2016 book by Paul Kane

Sherlock Holmes and the Servants of Hell is a Sherlock Holmes pastiche by Paul Kane. The book thrusts Sherlock Holmes into the world of Clive Barker's Hellraiser.

==Premise==
After the death of his nemesis, Professor Moriarty, Holmes finds himself bored without someone with whom to match wits. He stirs from his malaise when an interesting case presents itself: Laurence Cotton's brother Francis has gone missing with only his screams from behind a locked door a clue to his whereabouts.
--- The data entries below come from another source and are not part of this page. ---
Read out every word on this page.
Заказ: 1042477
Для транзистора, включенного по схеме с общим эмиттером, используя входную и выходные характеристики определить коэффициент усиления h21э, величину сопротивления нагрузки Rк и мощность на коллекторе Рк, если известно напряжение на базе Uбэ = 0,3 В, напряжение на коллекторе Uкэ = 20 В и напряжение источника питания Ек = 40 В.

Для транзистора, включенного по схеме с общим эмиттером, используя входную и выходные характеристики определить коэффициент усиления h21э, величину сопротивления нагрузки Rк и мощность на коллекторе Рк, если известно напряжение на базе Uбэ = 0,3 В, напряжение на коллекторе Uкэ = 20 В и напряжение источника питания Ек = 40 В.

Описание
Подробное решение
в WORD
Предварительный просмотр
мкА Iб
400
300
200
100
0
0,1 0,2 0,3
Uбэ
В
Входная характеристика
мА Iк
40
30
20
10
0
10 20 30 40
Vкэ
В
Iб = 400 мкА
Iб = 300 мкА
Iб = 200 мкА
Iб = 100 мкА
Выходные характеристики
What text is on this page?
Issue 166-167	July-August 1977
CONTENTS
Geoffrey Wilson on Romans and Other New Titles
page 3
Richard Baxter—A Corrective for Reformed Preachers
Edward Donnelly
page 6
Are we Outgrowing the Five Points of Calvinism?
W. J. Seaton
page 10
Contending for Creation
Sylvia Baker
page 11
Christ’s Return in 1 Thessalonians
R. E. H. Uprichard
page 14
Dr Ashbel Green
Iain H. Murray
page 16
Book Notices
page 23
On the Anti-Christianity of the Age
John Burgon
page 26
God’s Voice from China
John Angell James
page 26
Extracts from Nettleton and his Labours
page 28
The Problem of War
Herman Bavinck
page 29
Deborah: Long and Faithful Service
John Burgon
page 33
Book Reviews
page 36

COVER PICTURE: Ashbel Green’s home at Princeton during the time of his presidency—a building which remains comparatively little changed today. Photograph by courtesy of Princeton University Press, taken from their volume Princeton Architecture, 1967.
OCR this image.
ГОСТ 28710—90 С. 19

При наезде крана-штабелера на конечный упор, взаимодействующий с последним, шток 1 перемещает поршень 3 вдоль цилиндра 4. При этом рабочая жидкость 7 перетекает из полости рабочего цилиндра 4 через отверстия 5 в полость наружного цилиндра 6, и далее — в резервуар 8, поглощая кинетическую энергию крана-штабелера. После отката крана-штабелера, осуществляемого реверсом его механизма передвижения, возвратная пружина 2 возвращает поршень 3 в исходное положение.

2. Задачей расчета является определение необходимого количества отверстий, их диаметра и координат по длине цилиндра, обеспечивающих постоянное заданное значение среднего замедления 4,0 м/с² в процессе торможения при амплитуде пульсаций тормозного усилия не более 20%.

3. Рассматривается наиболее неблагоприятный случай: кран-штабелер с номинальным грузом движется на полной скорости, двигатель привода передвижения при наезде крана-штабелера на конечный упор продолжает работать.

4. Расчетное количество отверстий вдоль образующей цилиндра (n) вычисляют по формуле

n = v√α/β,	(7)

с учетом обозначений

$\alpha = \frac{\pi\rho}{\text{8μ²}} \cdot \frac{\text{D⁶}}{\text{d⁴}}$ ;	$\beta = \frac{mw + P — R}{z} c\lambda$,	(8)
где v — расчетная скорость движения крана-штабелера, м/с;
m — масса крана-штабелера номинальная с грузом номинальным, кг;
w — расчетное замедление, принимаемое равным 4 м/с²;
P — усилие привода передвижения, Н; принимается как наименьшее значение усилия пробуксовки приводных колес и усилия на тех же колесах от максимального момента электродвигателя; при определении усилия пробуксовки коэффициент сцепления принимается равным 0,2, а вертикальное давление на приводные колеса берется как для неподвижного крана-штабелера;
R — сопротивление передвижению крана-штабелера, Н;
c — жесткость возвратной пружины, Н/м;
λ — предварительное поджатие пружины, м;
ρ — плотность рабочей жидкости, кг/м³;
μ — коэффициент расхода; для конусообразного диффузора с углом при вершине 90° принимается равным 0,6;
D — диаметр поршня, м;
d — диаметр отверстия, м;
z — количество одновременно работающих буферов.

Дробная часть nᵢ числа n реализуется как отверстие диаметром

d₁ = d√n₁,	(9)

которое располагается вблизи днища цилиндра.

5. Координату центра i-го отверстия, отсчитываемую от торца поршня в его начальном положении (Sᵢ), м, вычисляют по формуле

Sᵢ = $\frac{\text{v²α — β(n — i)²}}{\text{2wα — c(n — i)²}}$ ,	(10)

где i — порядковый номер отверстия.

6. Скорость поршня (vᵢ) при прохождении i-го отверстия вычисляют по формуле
Soon enough the trail leads Holmes to a particular puzzle box.

==Reception==
Niall Alexander of Tor.com called the book "a whole bunch of bloody fun". Steve Dillon of Dread Central enjoyed the "parallels with the established Hellraiser mythos" such as "the tie-ins to the Cotton family and the address on Lodovico street". Scream magazine praised the book: "The dynamic between Holmes and Watson, our narrator for the majority of the book, is wonderful" and the "setting and time period are perfect". Phil Lunt of The British Fantasy Society said that "Kane gambled with an intricate recipe—but triumphed in blending unorthodox ingredients with finesse and expertise to produce one hellishly tasty cocktail!"